Using a general conceptual framework, nuanced to examine the effects of different types of crises, we uncover significant effects at the meso level, including large increases in unemployment characterised by important gender and age dimensions, public service cuts - themselves varying in effect according to strategic policy choices concerning social sector composition and pre-existing social and economic conditions - and reduced access to credit and declining social capital. Children’s rights are compromised as effects are mediated through households coping with reduced consumption capacity, changed gender relations related to a shifting locus of financial responsibility, increased stress levels and resulting increases in domestic tension and violence and reduced mental health, as well as reduced time and capacity for protection, nurture and care. These effects, compounded by governments’ reduced fiscal capacity can have moderate to severe impacts on children, but policy responses can mitigate these effects, in particular strategic uses of aid, social protection sensitive to age and gender, policy choices which protect investments in basic and social services and a new sharper policy focus on issues of nurture, care and protection.
Richard Morgan is the Director of Policy and Practice at UNICEF. He has published widely on on household food security, social welfare policy, rural development and African development issues, as well as on development strategies, human rights approaches to development, public spending reform, gender and development.
Diane Elson is a Professor at Essex University. Her current research and teaching interests are in global social change and the realisation of human rights with a particular focus on gender inequality and economic and social policy. From 1998 to 2000, she was Special Advisor to the Executive Director at UNIFEM, the United Nations Development Fund for Women, where she completed a global report, Progress of the World's Women, 2000. She was a member of the UN Millennium
Project Task Force on Education and Gender Equality. Professor Elson has provided consultancy services to many development agencies including DFID, the Swedish International Development Agency, and the Dutch Ministry for Foreign Affairs. She has also acted as an advisor to Oxfam and other NGOs. She has published widely on gender, development and human rights.
Caroline Harper has a PhD in Social Anthropology and is currently associate director of the Chronic Poverty Research Centre and a Research Fellow at ODI. Previously she was director of the Childhood Poverty Policy and Research Centre (CHIP), a collaborative venture between Manchester University and Save the Children and Co-Director of Young Lives, a longitudinal study of childhood poverty. She worked for Save the Children in several roles in the UK and overseas (predominantly in S.E. Asia) focusing on issues of poverty, economic adjustment, participation, research, evaluation and policy processes, and worked for 4 years for the UN in China on anti-poverty programmes.

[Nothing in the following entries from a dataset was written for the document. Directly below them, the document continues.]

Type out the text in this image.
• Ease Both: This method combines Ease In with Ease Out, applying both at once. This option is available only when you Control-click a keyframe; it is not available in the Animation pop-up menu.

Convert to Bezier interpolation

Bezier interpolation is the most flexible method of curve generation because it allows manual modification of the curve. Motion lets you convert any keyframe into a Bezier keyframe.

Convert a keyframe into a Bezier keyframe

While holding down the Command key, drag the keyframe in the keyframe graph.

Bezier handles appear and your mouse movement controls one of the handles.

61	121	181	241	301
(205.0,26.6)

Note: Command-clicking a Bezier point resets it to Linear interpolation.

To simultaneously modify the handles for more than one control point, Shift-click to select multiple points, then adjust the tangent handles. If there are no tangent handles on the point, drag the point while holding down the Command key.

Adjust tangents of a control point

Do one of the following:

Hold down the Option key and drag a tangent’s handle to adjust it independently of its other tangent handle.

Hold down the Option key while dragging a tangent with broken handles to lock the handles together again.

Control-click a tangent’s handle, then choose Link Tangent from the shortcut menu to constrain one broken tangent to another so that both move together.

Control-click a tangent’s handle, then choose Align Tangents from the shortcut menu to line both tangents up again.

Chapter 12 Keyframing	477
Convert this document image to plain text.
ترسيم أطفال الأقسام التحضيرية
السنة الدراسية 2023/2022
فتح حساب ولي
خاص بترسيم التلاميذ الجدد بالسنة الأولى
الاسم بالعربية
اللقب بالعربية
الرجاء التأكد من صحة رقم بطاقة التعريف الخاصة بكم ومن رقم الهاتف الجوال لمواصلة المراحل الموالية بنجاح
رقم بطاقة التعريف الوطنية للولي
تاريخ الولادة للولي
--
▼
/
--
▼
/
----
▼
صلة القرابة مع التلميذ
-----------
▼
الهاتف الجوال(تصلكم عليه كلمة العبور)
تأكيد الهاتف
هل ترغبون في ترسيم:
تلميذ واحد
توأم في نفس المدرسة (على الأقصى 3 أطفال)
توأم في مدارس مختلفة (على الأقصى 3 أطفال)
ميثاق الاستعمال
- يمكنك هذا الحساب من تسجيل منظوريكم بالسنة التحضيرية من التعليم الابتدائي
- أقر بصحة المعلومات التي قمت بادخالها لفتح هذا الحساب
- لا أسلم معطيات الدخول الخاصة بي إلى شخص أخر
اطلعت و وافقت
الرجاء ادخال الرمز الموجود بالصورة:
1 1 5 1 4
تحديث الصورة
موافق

Isabel Ortiz is Associate Director at UNICEF. She has over 17 years experience working in more than 30 countries in various areas of economic and social development. She was educated in Spain and the UK, where she attained a Master and a Ph.D. from the London School of Economics. Isabel Ortiz started as a lecturer and a researcher, but soon moved to development work. She has contributed not only to international agencies such as the EC and DFID, but also to civil society organizations, such as Nobel Laureate Joseph Stiglitz's Initiative for Policy Dialogue. In recent years she worked at the Asian Development Bank (1995-2003) and at the Department of Economic and Social Affairs of the United Nations (2005-2009).